The O(n) Club: Valid Triangle Number — Why Sticks Need Therapy (And Sorting)

⚡ TL;DR

Need to count just how many triangles you can make from random sticks? The brute-force approach: try every possible trio and pray your laptop doesn’t start whirring like a jet engine. Or, sort the array and use two pointers to count in O(N²) – because even geometry gets performance anxiety.

// Brute-force (not recommended for actual humans)
int count = 0;
for (int i = 0; i < n - 2; i++)
  for (int j = i + 1; j < n - 1; j++)
    for (int k = j + 1; k < n; k++)
      if (nums[i] + nums[j] > nums[k] &&
          nums[i] + nums[k] > nums[j] &&
          nums[j] + nums[k] > nums[i])
        count++;
// O(N³) — for when you don’t value your runtime or your sanity.

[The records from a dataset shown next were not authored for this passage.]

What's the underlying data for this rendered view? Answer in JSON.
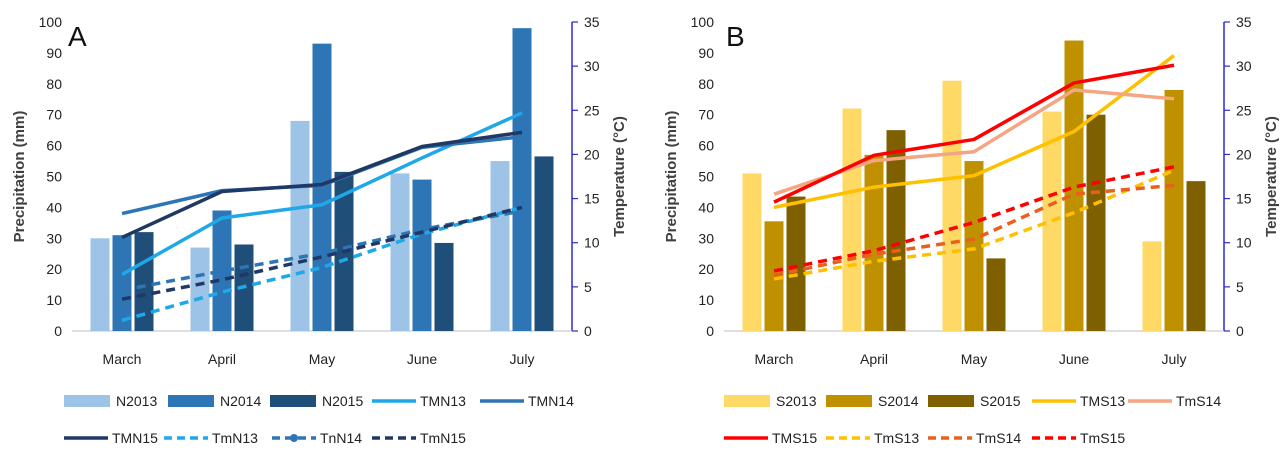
{
  "chart_data": [
    {
      "type": "bar",
      "panel_label": "A",
      "categories": [
        "March",
        "April",
        "May",
        "June",
        "July"
      ],
      "ylabel": "Precipitation (mm)",
      "y2label": "Temperature (°C)",
      "ylim": [
        0,
        100
      ],
      "y2lim": [
        0,
        35
      ],
      "yticks": [
        0,
        10,
        20,
        30,
        40,
        50,
        60,
        70,
        80,
        90,
        100
      ],
      "y2ticks": [
        0,
        5,
        10,
        15,
        20,
        25,
        30,
        35
      ],
      "legend_position": "bottom",
      "bar_series": [
        {
          "name": "N2013",
          "color": "#9DC3E6",
          "values": [
            30,
            27,
            68,
            51,
            55
          ]
        },
        {
          "name": "N2014",
          "color": "#2E75B6",
          "values": [
            31,
            39,
            93,
            49,
            98
          ]
        },
        {
          "name": "N2015",
          "color": "#1F4E79",
          "values": [
            32,
            28,
            51.5,
            28.5,
            56.5
          ]
        }
      ],
      "line_series": [
        {
          "name": "TMN13",
          "color": "#1FA8E8",
          "style": "solid",
          "marker": false,
          "values": [
            6.4,
            12.8,
            14.3,
            19.6,
            24.7
          ]
        },
        {
          "name": "TMN14",
          "color": "#2E75B6",
          "style": "solid",
          "marker": false,
          "values": [
            13.3,
            15.9,
            16.5,
            20.8,
            22.0
          ]
        },
        {
          "name": "TMN15",
          "color": "#1F3864",
          "style": "solid",
          "marker": false,
          "values": [
            10.6,
            15.8,
            16.6,
            20.9,
            22.5
          ]
        },
        {
          "name": "TmN13",
          "color": "#1FA8E8",
          "style": "dashed",
          "marker": false,
          "values": [
            1.2,
            4.4,
            7.2,
            11.0,
            14.0
          ]
        },
        {
          "name": "TnN14",
          "color": "#2E75B6",
          "style": "dashed",
          "marker": true,
          "values": [
            4.6,
            6.8,
            8.8,
            11.5,
            13.6
          ]
        },
        {
          "name": "TmN15",
          "color": "#1F3864",
          "style": "dashed",
          "marker": false,
          "values": [
            3.6,
            5.8,
            8.4,
            11.2,
            14.0
          ]
        }
      ],
      "legend_rows": [
        [
          "N2013",
          "N2014",
          "N2015",
          "TMN13",
          "TMN14"
        ],
        [
          "TMN15",
          "TmN13",
          "TnN14",
          "TmN15"
        ]
      ]
    },
    {
      "type": "bar",
      "panel_label": "B",
      "categories": [
        "March",
        "April",
        "May",
        "June",
        "July"
      ],
      "ylabel": "Precipitation (mm)",
      "y2label": "Temperature (°C)",
      "ylim": [
        0,
        100
      ],
      "y2lim": [
        0,
        35
      ],
      "yticks": [
        0,
        10,
        20,
        30,
        40,
        50,
        60,
        70,
        80,
        90,
        100
      ],
      "y2ticks": [
        0,
        5,
        10,
        15,
        20,
        25,
        30,
        35
      ],
      "legend_position": "bottom",
      "bar_series": [
        {
          "name": "S2013",
          "color": "#FFD966",
          "values": [
            51,
            72,
            81,
            71,
            29
          ]
        },
        {
          "name": "S2014",
          "color": "#BF9000",
          "values": [
            35.5,
            57,
            55,
            94,
            78
          ]
        },
        {
          "name": "S2015",
          "color": "#7F6000",
          "values": [
            43.5,
            65,
            23.5,
            70,
            48.5
          ]
        }
      ],
      "line_series": [
        {
          "name": "TMS13",
          "color": "#FFC000",
          "style": "solid",
          "values": [
            14.0,
            16.3,
            17.6,
            22.6,
            31.2
          ]
        },
        {
          "name": "TmS14",
          "color": "#F4A582",
          "style": "solid",
          "values": [
            15.5,
            19.3,
            20.3,
            27.3,
            26.3
          ]
        },
        {
          "name": "TMS15",
          "color": "#FF0000",
          "style": "solid",
          "values": [
            14.6,
            19.9,
            21.7,
            28.1,
            30.1
          ]
        },
        {
          "name": "TmS13",
          "color": "#FFC000",
          "style": "dashed",
          "values": [
            5.9,
            7.9,
            9.3,
            13.4,
            18.2
          ]
        },
        {
          "name": "TmS14",
          "color": "#E8601C",
          "style": "dashed",
          "values": [
            6.3,
            8.7,
            10.4,
            15.5,
            16.5
          ]
        },
        {
          "name": "TmS15",
          "color": "#FF0000",
          "style": "dashed",
          "values": [
            6.8,
            9.1,
            12.3,
            16.3,
            18.6
          ]
        }
      ],
      "legend_rows": [
        [
          "S2013",
          "S2014",
          "S2015",
          "TMS13",
          "TmS14"
        ],
        [
          "TMS15",
          "TmS13",
          "TmS14",
          "TmS15"
        ]
      ]
    }
  ]
}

🧠 How Devs Usually Mess This Up

🔍 What’s Actually Going On

Picture a frantic stick party. You want triangles — but the triangle inequality theorem is that annoying bouncer. For sides a, b, c: any two sides must sum to strictly more than the third. If not, you’re left with flat, sad, non-triangles that even computer graphics won’t render.

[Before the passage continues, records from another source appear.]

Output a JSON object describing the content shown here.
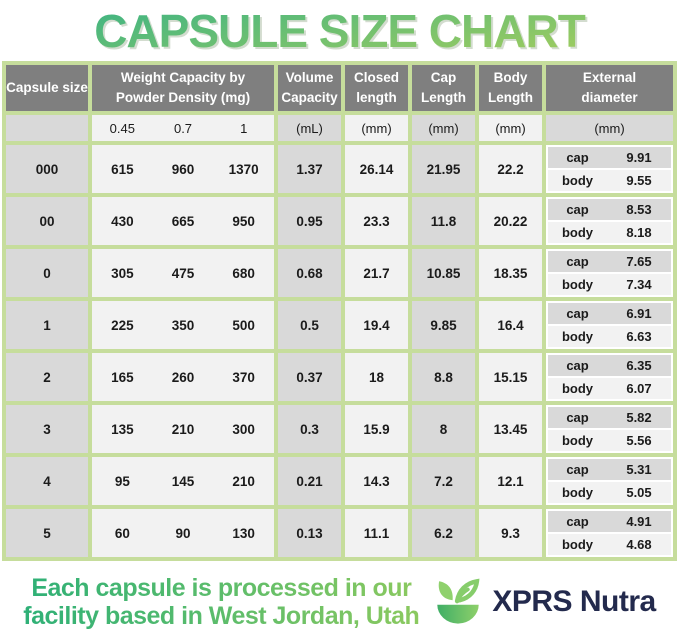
{
  "title": "CAPSULE SIZE CHART",
  "table": {
    "headers": {
      "capsule_size": "Capsule size",
      "weight_line1": "Weight Capacity by",
      "weight_line2": "Powder Density (mg)",
      "volume_line1": "Volume",
      "volume_line2": "Capacity",
      "closed_line1": "Closed",
      "closed_line2": "length",
      "cap_line1": "Cap",
      "cap_line2": "Length",
      "body_line1": "Body",
      "body_line2": "Length",
      "external_line1": "External",
      "external_line2": "diameter"
    },
    "units": {
      "densities": [
        "0.45",
        "0.7",
        "1"
      ],
      "volume": "(mL)",
      "closed": "(mm)",
      "cap": "(mm)",
      "body": "(mm)",
      "external": "(mm)"
    },
    "external_row_labels": {
      "cap": "cap",
      "body": "body"
    },
    "rows": [
      {
        "size": "000",
        "weights": [
          "615",
          "960",
          "1370"
        ],
        "volume": "1.37",
        "closed": "26.14",
        "cap_length": "21.95",
        "body_length": "22.2",
        "diameter_cap": "9.91",
        "diameter_body": "9.55"
      },
      {
        "size": "00",
        "weights": [
          "430",
          "665",
          "950"
        ],
        "volume": "0.95",
        "closed": "23.3",
        "cap_length": "11.8",
        "body_length": "20.22",
        "diameter_cap": "8.53",
        "diameter_body": "8.18"
      },
      {
        "size": "0",
        "weights": [
          "305",
          "475",
          "680"
        ],
        "volume": "0.68",
        "closed": "21.7",
        "cap_length": "10.85",
        "body_length": "18.35",
        "diameter_cap": "7.65",
        "diameter_body": "7.34"
      },
      {
        "size": "1",
        "weights": [
          "225",
          "350",
          "500"
        ],
        "volume": "0.5",
        "closed": "19.4",
        "cap_length": "9.85",
        "body_length": "16.4",
        "diameter_cap": "6.91",
        "diameter_body": "6.63"
      },
      {
        "size": "2",
        "weights": [
          "165",
          "260",
          "370"
        ],
        "volume": "0.37",
        "closed": "18",
        "cap_length": "8.8",
        "body_length": "15.15",
        "diameter_cap": "6.35",
        "diameter_body": "6.07"
      },
      {
        "size": "3",
        "weights": [
          "135",
          "210",
          "300"
        ],
        "volume": "0.3",
        "closed": "15.9",
        "cap_length": "8",
        "body_length": "13.45",
        "diameter_cap": "5.82",
        "diameter_body": "5.56"
      },
      {
        "size": "4",
        "weights": [
          "95",
          "145",
          "210"
        ],
        "volume": "0.21",
        "closed": "14.3",
        "cap_length": "7.2",
        "body_length": "12.1",
        "diameter_cap": "5.31",
        "diameter_body": "5.05"
      },
      {
        "size": "5",
        "weights": [
          "60",
          "90",
          "130"
        ],
        "volume": "0.13",
        "closed": "11.1",
        "cap_length": "6.2",
        "body_length": "9.3",
        "diameter_cap": "4.91",
        "diameter_body": "4.68"
      }
    ]
  },
  "chart_data": {
    "type": "table",
    "title": "CAPSULE SIZE CHART",
    "columns": [
      "Capsule size",
      "Weight capacity @ 0.45 powder density (mg)",
      "Weight capacity @ 0.7 powder density (mg)",
      "Weight capacity @ 1 powder density (mg)",
      "Volume Capacity (mL)",
      "Closed length (mm)",
      "Cap Length (mm)",
      "Body Length (mm)",
      "External diameter cap (mm)",
      "External diameter body (mm)"
    ],
    "rows": [
      [
        "000",
        615,
        960,
        1370,
        1.37,
        26.14,
        21.95,
        22.2,
        9.91,
        9.55
      ],
      [
        "00",
        430,
        665,
        950,
        0.95,
        23.3,
        11.8,
        20.22,
        8.53,
        8.18
      ],
      [
        "0",
        305,
        475,
        680,
        0.68,
        21.7,
        10.85,
        18.35,
        7.65,
        7.34
      ],
      [
        "1",
        225,
        350,
        500,
        0.5,
        19.4,
        9.85,
        16.4,
        6.91,
        6.63
      ],
      [
        "2",
        165,
        260,
        370,
        0.37,
        18,
        8.8,
        15.15,
        6.35,
        6.07
      ],
      [
        "3",
        135,
        210,
        300,
        0.3,
        15.9,
        8,
        13.45,
        5.82,
        5.56
      ],
      [
        "4",
        95,
        145,
        210,
        0.21,
        14.3,
        7.2,
        12.1,
        5.31,
        5.05
      ],
      [
        "5",
        60,
        90,
        130,
        0.13,
        11.1,
        6.2,
        9.3,
        4.91,
        4.68
      ]
    ]
  },
  "footer": {
    "tagline_line1": "Each capsule is processed in our",
    "tagline_line2": "facility based in West Jordan, Utah",
    "brand": "XPRS Nutra"
  },
  "colors": {
    "header_bg": "#7f7f7f",
    "cell_gray": "#d9d9d9",
    "cell_light": "#f2f2f2",
    "border_green": "#c6dd9c",
    "title_green_top": "#3bb384",
    "title_green_bottom": "#a3cd5e",
    "brand_navy": "#232a4d",
    "logo_green": "#86cd6b"
  }
}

But — plot twist! Sort the array. Suddenly, testing a + b > c (with c as the largest) is enough. No need to sneak behind the math club and check every permutation. Just scan in style, two pointers at a time.

🛠️ PseudoCode

  • Sort the sticks:
    Arrays.sort(nums);
    Sorting means your biggest stick is always last and your triangle checks get way easier.
  • Loop over each possible biggest stick, backwards:
    for (int k = nums.length - 1; k >= 2; k--)
    The VIP of this triangle attempt is nums[k].
  • Set up two pointers (i and j):
    int i = 0, j = k - 1; while (i < j)
    These dance from the start and end of the array up to k.
  • If nums[i] + nums[j] > nums[k]: Bingo. Every combo between i and j works with this k (because it’s sorted). Tally them:
    count += j - i; j--;
  • If not, your smallest stick is too scrawny — move it up:
    i++;
  • Repeat until all (i, j, k) are checked. Return that glorious count.

💻 The Code

public int triangleNumber(int[] nums) {
    Arrays.sort(nums);
    int count = 0;
    int n = nums.length;
    for (int k = n - 1; k >= 2; k--) {
        int i = 0, j = k - 1;
        while (i < j) {
            if (nums[i] + nums[j] > nums[k]) {
                count += j - i;
                j--;
            } else {
                i++;
            }
        }
    }
    return count;
}

⚠️ Pitfalls, Traps & Runtime Smacks

  • Negative or zero sticks? Not allowed at this party. Filter them out or risk math chaos.
  • All sides equal? Yep, forms a triangle. Two sides too tiny? Sorry, not this time.
  • Duplicates: Each unique group of three counts if it passes the triangle test — unless your interviewer has other plans.
  • Time/space: Sorting: O(N log N). Two-pointer: O(N²). Brute force: Don’t.

🧠 Interviewer Brain-Tattoo

“If sorting makes your inequalities line up, you probably just halved your runtime. Sort first, panic later.”